2.2 Die Zeit des Lebens
(a) Dimensionen des Zeitlichen

Wenn wir nach der Zeit des Lebens, dem Zeiterleben im menschlichen Dasein fragen, so wird eine Unterscheidung relevant, die in Zeittheorien oft als Grundraster fungiert: die Unterscheidung von subjektiver und objektiver Zeit. In unserem Zusammenhang interessiert die Differenz nicht im Blick auf die prinzipielle Frage nach der Konstitution, dem ontologischen Ort der Zeit. Es gibt, auch im Raum der Existenz, die Zeit, die mein Erleben strukturiert, mein Zurückblicken auf Erlebtes und mein Entwerfen und Hoffen trägt, und es gibt die Zeit, die unabhängig von meinem Tun, meinem Verweilen und Drängen verläuft, für dieses einen Grund und Rahmen, je nachdem eine Gegendynamik bildet. Immer steht die innere Zeitlichkeit des Lebens im Verhältnis zu einer Zeit, die nicht nur aus dem Leben kommt, nicht in seiner Macht, zumal der des einzelnen Lebewesens, steht.

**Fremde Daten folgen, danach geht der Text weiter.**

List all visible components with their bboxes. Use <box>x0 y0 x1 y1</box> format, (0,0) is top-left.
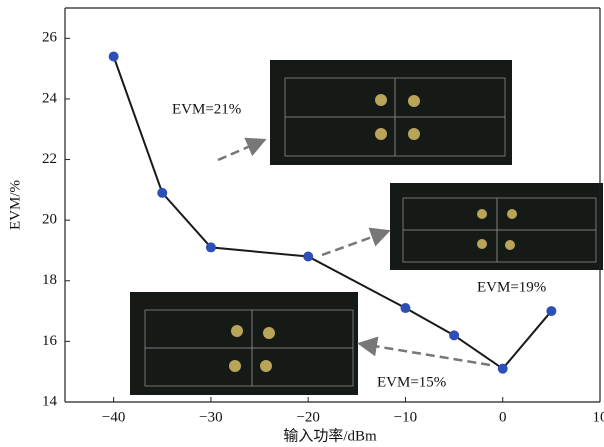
annotation: EVM=19% <box>477 279 546 295</box>
data-point <box>449 330 460 341</box>
y-tick-label: 26 <box>42 30 58 46</box>
constellation-inset <box>270 60 512 165</box>
x-tick-label: −10 <box>394 409 417 425</box>
y-tick-label: 22 <box>42 151 57 167</box>
data-line <box>112 56 553 370</box>
x-tick-label: −20 <box>296 409 319 425</box>
y-axis-label: EVM/% <box>7 180 23 230</box>
data-point <box>497 363 508 374</box>
x-tick-label: 10 <box>593 409 604 425</box>
annotation: EVM=15% <box>377 374 446 390</box>
y-tick-label: 14 <box>42 393 58 409</box>
y-tick-label: 18 <box>42 272 57 288</box>
arrows <box>217 137 491 367</box>
y-tick-label: 16 <box>42 333 58 349</box>
x-axis-label: 输入功率/dBm <box>283 427 377 444</box>
data-point <box>205 242 216 253</box>
x-tick-label: 0 <box>499 409 507 425</box>
constellation-inset <box>130 292 358 395</box>
data-point <box>108 51 119 62</box>
data-point <box>157 187 168 198</box>
y-tick-label: 24 <box>42 90 58 106</box>
constellation-inset <box>390 183 603 270</box>
x-tick-label: −40 <box>102 409 125 425</box>
data-point <box>546 306 557 317</box>
y-tick-label: 20 <box>42 212 57 228</box>
annotation: EVM=21% <box>172 101 241 117</box>
inset-photos <box>130 60 603 395</box>
data-point <box>400 303 411 314</box>
x-tick-label: −30 <box>199 409 222 425</box>
data-point <box>303 251 314 262</box>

Zu dieser basalen Differenz kommt eine zweite hinzu, welche die Auffassungsweise des Zeitlichen betrifft. Seit der ältesten theoretischen Reflexion wird dieses nach zwei unterschiedlichen Rastern thematisiert, der Differenz von Vergangen – Gegenwärtig – Zukünftig und dem Schema von Früher – Gleichzeitig – Später. Es ist bemerkenswert, dass sich diese beiden Begriffsraster schon früh – etwa in den klassischen Zeitabhandlungen bei Platon, Aristoteles, Augustinus – finden und durch die Tradition hindurchziehen, in neueren Diskussionen meist im Anschluss an einen Vorschlag von McTaggart3 als A-Reihe und B-Reihe bezeichnet; bemerkenswert ist auch, dass gerade in der neueren Diskussion die Frage ihres Verhältnisses aufgeworfen wird, wobei ihre gegenseitige Nicht-Reduzierbarkeit zum Thema wird. Von Interesse in unserem Kontext ist das Verhältnis zur ersten Differenz von objektiver und subjektiver Zeit. Zwischen ihnen besteht keine einfache Analogie, sofern beide Raster von Früher – Gleichzeitig – Später und Vergangen – Gegenwärtig – Zukünftig innerhalb des subjektiven Auffassens und Artikulierens zum Tragen kommen: Wir strukturieren die Zeit unseres Lebens und vergegenwärtigen Phasen unseres Lebens nach beiden Relationen. Doch sind sie beide nicht in gleicher Weise subjektbezogen: Während die erste die relative Position von Ereignissen in einem Abfolgeverhältnis unabhängig vom Erleben bezeichnet und im Verlauf der Zeit unverändert bleibt, definiert sich die zweite im Bezug zu einem gegenwärtigen Referenzpunkt, idealiter dem Standpunkt subjektiven Erlebens und Auffassens, und verschiebt sich mit dessen Voranschreiten in der Zeit. Erlebnisse der frühen Kindheit bleiben immer hinter denen des Jugendlichen zurückliegend, während dessen nahe Zukunft dem Älteren zur Vergangenheit wird.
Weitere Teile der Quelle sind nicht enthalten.